6256817 (Este número es solo para compra de publicidad) sanvicentedechucuri@gmail.com

Quinientas unidades productoras beneficiadas y 1.000 hectáreas intervenidas en los municipios de Rionegro, Landázuri, El Playón, San Vicente de Chucurí y El Carmen de Chucurí, son el resultado del proyecto de ´Fortalecimiento de la producción cacaotera en Santander´, que terminó con éxito y que tuvo como propósito mejorar la productividad cacaotera en la región.

Es una estrategia más que se suma al propósito del gobierno ‘Santander Nos Une’ de recuperar la institucionalidad del campo, y que tanto los campesinos como los citadinos se sientan orgullosos de la valiosa labor que se desarrolla en el sector rural.

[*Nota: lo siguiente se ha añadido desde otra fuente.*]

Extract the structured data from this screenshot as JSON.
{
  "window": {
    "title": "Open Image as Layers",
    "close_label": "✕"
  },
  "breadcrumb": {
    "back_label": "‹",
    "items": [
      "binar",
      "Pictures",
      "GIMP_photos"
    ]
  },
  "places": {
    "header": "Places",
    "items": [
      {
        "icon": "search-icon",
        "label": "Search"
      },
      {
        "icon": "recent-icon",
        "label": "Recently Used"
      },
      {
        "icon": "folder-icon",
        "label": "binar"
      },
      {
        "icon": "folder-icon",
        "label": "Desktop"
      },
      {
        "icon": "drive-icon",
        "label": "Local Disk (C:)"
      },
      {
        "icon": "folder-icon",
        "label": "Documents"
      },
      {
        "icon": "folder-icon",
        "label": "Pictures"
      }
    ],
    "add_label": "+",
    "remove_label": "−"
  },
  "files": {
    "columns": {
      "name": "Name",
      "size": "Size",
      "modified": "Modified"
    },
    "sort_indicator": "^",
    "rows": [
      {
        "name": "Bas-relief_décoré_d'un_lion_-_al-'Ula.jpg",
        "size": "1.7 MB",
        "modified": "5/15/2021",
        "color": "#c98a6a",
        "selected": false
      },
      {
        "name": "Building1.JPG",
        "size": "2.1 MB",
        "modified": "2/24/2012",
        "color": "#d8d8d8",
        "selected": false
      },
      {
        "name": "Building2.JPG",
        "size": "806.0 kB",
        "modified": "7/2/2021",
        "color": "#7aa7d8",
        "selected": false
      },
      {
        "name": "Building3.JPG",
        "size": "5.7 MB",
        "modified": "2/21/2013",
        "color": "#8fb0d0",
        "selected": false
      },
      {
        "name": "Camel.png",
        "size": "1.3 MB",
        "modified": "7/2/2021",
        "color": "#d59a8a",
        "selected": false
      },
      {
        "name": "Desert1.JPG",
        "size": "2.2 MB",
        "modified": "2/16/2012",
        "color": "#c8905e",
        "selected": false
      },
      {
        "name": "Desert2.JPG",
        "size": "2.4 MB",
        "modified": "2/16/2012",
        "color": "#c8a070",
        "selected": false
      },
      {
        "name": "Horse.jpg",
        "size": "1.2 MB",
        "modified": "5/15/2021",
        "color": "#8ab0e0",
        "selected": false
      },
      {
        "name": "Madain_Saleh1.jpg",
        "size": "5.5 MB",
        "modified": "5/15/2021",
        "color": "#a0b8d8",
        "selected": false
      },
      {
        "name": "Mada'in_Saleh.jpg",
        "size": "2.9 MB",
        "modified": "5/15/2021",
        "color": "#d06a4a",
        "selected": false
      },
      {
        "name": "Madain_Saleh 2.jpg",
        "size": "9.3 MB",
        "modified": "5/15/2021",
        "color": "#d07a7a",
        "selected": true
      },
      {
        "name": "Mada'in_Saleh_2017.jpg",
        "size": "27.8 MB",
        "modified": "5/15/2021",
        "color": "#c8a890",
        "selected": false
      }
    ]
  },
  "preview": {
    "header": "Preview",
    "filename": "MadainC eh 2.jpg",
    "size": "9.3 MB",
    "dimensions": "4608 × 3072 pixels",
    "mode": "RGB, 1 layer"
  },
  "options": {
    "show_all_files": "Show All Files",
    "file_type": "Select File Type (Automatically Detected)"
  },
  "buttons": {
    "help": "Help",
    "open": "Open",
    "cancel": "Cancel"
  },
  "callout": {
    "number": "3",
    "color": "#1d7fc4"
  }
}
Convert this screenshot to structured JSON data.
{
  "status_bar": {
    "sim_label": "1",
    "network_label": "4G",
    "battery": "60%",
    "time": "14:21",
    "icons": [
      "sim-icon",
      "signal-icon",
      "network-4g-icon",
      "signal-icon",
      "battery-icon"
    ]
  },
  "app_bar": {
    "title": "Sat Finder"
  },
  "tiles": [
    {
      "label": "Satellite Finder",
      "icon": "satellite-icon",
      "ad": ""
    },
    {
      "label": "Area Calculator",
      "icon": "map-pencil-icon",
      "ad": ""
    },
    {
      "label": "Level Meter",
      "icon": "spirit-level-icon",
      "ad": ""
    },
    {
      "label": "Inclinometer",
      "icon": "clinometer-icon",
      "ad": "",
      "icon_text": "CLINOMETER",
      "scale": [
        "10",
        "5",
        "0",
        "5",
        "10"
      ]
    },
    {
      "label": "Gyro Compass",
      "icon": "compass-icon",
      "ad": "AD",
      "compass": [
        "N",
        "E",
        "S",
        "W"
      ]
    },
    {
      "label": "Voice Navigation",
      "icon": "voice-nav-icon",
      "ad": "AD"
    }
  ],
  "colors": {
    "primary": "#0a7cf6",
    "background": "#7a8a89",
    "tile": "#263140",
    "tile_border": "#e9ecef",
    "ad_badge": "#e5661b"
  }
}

Reconociendo que el 46 por ciento de la producción cacaotera en Colombia corresponde a Santander, el gobierno de Didier Tavera Amado no dudó un segundo en apostarle al fortalecimiento integral de cada uno de los eslabones de esta cadena productiva, con el fin de mantener su nivel en el país, pero, además, de consolidarla en el exterior.

Hoy, es una realidad. Con una inversión de 2.000 millones de pesos, gestión de la Gobernación de Santander ante el Departamento Nacional de Planeación (DNP), las 500 unidades productoras focalizadas recibieron un diagnóstico personalizado para detectar, de primera mano, sus debilidades productivas y empresariales, y poderles entregar recursos que mejoren su productividad y fortalezcan su competitividad. “Estos recursos fueron ejecutados por una alianza de Fedecacao y la Cámara de Comercio de Bucaramanga”, explicó el gerente del Contrato Plan Santander, Hugo Armando Rodríguez Mantilla.

¿Cómo realizar el proceso?

La realización de este proyecto, que contó con la participación de 15 organizaciones institucionales articuladas para el análisis de la situación actual del sector, se desarrolló en cuatro fases, previamente establecidas a principio del 2016, que incluyeron: realización y socialización del diagnóstico que identificó las brechas productivas y empresariales; planes de inversión e intervención, diseñados a la medida de cada beneficiario; 500 tomas de análisis de suelos de cada finca y exposición de resultados a los productores; 406 visitas técnicas y 22 talleres sobre gestión de calidad y manejo sanitario; aprovechamiento de residuos orgánicos y manejo de clones, fertilización y podas.

Las fases fueron:

Fase 1 – Convocatoria y selección de beneficiarios: Se presentaron 1.526 productores de Rionegro, Landázuri, El Playón, San Vicente de Chucurí y El Carmen de Chucurí, municipios que fueron viabilizados por los gobiernos Nacional y Departamental, ya que generan el 46 por ciento de la productividad cacaotera en el país.

De acuerdo con los criterios de priorización, fueron seleccionados 500 productores, de los cuales 184 son de El Carmen de Chucurí, 81 de San Vicente de Chucurí, 71 de Landázuri y 164 entre Rionegro y El Playón.

Asimismo, se realizó la articulación institucional, a través de la academia, Corpoica, Fedecacao, Procolombia, Banco Agrario y las administraciones municipales.

Fase 2 – Identificación de brechas productivas y empresariales: Con la participación de los articuladores institucionales, y a través de diferentes mesas temáticas, “se realizó un diagnóstico, finca a finca, donde se identificaron sus principales debilidades, y cuáles son sus brechas desde el punto de vista tecnológico, productivo y comercial”, explicó el gerente del Contrato Plan Santander, Hugo Armando Rodríguez Mantilla.

Fase 3 y 4 – Diseño y ejecución del plan de intervención e inversión: Según las necesidades de los 500 productores, se elaboró un plan de financiación que contempló recursos para cada uno de ellos. “Pero también, más allá de este aporte del proyecto, lo importante es que este plan se cumpla por parte de los productores, y para eso se requeririó que los beneficiarios también invirtieran en sus cultivos”, agregó Rodríguez Mantilla.

Los productores también fueron capacitados en gestión de calidad y beneficio colectivo, manejo de clones, fertilización y podas, y aprovechamiento de residuos orgánicos.